In particular, it is necessary to rethink the heavy emphasis in border security that has characterized many post-9/11 "capacity-building" programs for Sahelian countries, especially given that the geographical space and social and economic networks crisscrossing the region render the policing of artificial lines in the sand rather pointless. Jihadist activities in Mali and northern Nigeria and their spillover into Cameroon, Niger, and southern Nigeria indicate that border security programs in the region have largely failed.

There is much to be said for "leading from behind" in the Sahel, that is, deferring a leadership role to close allies and supporting them where it is in U.S. interests to do so. Here, U.S. support of France should be paramount. The Sahel is a region of general interest and concern to France, which has had much experience there.
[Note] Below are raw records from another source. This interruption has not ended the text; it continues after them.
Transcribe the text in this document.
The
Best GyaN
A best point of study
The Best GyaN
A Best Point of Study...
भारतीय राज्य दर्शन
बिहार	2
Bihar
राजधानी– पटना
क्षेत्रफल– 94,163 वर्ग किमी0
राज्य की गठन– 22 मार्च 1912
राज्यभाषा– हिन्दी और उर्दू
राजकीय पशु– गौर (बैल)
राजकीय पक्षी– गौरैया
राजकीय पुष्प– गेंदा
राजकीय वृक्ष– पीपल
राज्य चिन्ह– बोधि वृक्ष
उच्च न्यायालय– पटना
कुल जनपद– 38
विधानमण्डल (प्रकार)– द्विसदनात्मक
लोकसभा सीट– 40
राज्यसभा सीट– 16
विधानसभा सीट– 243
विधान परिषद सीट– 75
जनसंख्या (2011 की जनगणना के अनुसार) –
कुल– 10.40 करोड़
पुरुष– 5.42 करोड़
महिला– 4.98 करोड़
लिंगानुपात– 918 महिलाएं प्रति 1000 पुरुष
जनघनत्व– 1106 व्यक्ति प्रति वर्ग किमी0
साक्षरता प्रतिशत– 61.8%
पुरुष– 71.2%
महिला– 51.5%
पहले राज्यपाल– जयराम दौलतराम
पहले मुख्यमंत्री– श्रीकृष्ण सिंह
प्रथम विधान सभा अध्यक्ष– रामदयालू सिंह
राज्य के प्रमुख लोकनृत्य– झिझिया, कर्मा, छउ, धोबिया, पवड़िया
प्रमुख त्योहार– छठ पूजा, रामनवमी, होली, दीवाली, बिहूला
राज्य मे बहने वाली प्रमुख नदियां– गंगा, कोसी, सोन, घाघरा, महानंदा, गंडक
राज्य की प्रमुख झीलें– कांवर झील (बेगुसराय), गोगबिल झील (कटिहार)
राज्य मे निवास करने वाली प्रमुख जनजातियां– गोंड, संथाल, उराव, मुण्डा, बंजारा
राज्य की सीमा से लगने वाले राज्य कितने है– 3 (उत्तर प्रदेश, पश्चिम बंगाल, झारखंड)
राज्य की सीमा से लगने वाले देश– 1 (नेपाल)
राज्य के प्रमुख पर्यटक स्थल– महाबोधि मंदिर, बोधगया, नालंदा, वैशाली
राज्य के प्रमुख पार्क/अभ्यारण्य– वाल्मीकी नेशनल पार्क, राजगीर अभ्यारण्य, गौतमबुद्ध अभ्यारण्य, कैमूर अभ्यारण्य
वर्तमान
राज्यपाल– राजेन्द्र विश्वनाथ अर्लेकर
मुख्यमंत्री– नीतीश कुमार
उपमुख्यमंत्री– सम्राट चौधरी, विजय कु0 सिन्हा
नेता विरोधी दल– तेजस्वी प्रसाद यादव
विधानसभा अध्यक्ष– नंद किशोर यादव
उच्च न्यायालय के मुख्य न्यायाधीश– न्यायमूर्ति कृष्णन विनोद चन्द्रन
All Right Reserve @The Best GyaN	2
The French led the pushback of the jihadis in Mali with African fig leaves provided by the Malian army and forces from the Economic Community of West African States.

At France's request, the United States provided some diplomatic, logistical, and intelligence support for that operation. The United States established the drone base outside of Niamey, with the support of the government of Niger. The United States was also indispensable in securing UN Security Council endorsement for the intervention by France and certain African states in Mali. The Mali scenario might provide a useful template for response to jihadist radical Islamists elsewhere in West Africa.

J. Peter Pham is the director of the Africa Center at the Atlantic Council. John Campbell is the Ralph Bunche senior fellow for Africa Policy Studies at the Council on Foreign Relations.